A quanto dice: «Sono stati chiamati i vigili per fare presente la situazione ma non si è visto nessuno». Risponde la comandante della polizia locale Liliana Rovaldi: «Fuori da ogni polemica, ma mi sembra molto strano che non sia intervenuto nessuno alla chiamata del cittadino, anche perché abbiamo gli agenti appiedati che sono operativi e che pattugliano la zona quotidianamente e con professionalità». I residenti raccontano che queste bande «vengono qui a bivaccare, bevono, fumano e sporcano ovunque. Inoltre sono arroganti e rispondono male se gli fai notare che non si comportano bene». Le foto scattate l’altro pomeriggio mostrano il disastro che combinano. La questione non è nuova in zona tanto che anche a luglio dell’anno scorso alcune persone avevano denunciato il lancio di bottiglie, il danneggiamento dei gradoni e gli schiamazzi notturni. Da più di un anno vengono qui e si divertono a seminare il caos, a cantare a squarciagola fino a notte fonda, fumando spinelli, ubriacandosi e battendo i pugni sulla pensilina dell’autorimessa. I ragazzini terribili, che hanno distrutto tutto quel che c’era da distruggere, nonostante le molte segnalazioni continuano ad essere l’incubo dei residenti di via “Degrado Square”. Questo il nome con cui era stata ribattezzata la zona alla fine di febbraio, quando alcune persone del quartiere avevano esposto dei manifesti di protesta. Grosse lenzuola bianche con su scritto: «Via baby gang, no polizia, no sindaco, no controllo, no telecamere». 


I ragazzi in via San Pietro e via San Cataldo qui spadroneggiano: «Sono grupponi di venti ragazzi - dice il signor Ezio, un residente che si batte per il decoro urbano - e scorrazzano notte e giorno». Solo poche settimane fa era stato immortalato un ragazzo a torso nudo che dormiva ubriaco sulle scalette in pieno giorno. «Pajola is here» scrive qualche vandalo con la bomboletta spray nera sui muri esterni delle case che si trovano vicino ai giardinetti di via Matteotti. E, in effetti, qui di “pagliole”, o sigarette in italiano, se ne trovano a bizzeffe con i mozziconi lasciati a terra e tra le aiuole. Intanto si chiede una «maggiore attenzione da parte delle forze dell’ordine». Nel 2019, quando il sindaco aveva inaugurato lo studentato Buon Pastore, aveva descritto via Scosciacavalli come il cuore della città. Oggi però quell’immagine idilliaca è molto distante dalla realtà, con addirittura le cassette delle lettere dei palazzi piene di scritte e scarabocchi dei writers incivili.

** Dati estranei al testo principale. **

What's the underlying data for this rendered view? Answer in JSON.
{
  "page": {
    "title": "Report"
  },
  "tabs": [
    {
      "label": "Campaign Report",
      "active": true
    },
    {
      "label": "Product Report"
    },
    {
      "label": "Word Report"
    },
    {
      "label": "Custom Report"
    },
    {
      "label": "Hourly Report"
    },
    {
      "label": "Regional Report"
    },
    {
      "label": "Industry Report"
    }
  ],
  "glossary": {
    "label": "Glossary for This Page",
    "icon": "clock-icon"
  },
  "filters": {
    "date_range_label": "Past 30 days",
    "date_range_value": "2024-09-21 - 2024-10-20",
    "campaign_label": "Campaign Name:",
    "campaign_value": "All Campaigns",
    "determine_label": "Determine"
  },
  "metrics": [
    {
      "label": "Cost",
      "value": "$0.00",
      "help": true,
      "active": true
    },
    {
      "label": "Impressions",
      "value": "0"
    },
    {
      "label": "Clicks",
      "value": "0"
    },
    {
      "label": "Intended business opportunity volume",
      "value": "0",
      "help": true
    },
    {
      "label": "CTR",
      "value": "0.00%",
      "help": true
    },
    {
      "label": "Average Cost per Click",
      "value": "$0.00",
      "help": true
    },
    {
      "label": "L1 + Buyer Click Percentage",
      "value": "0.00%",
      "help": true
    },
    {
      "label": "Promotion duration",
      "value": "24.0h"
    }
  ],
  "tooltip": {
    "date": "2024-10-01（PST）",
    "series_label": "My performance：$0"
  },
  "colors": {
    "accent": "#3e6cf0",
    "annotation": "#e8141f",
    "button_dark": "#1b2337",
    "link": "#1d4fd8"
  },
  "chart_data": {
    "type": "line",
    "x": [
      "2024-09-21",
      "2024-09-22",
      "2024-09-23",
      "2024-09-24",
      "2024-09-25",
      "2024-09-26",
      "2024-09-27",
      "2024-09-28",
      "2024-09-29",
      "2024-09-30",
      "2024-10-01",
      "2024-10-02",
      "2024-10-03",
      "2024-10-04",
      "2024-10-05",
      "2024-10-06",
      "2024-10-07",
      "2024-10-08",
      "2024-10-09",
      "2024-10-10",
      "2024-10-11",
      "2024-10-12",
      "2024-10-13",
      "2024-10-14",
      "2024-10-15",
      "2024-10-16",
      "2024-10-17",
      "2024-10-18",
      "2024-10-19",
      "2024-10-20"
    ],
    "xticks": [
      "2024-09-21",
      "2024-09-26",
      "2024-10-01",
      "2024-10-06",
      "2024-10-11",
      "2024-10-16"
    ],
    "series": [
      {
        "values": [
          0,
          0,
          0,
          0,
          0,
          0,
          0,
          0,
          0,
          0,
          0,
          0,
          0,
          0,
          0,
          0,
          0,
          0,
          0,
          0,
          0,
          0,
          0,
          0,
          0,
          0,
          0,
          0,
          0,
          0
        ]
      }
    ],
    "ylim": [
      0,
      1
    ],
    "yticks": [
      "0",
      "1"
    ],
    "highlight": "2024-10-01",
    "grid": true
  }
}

L’assessore alle Manutenzioni Stefano Foresi precisa che: «Tra le 94 telecamere nel piano del Comune in centro ci sono anche quelle in zona San Pietro». Ad oggi, però, ai residenti non risulterebbe ancora alcuna spycam a monitorare e i responsabili di queste azioni restano impuniti. La speranza è che coloro che commettono gesti simili ne paghino le conseguenze. Com’è successo per i vandali che avevano distrutto il ponte di legno a Collemarino (in quel caso pagarono i genitori) o per i due 15enni individuati sulla spiaggia che a maggio avevano preso a calci l’ascensore di Palombina Nuova.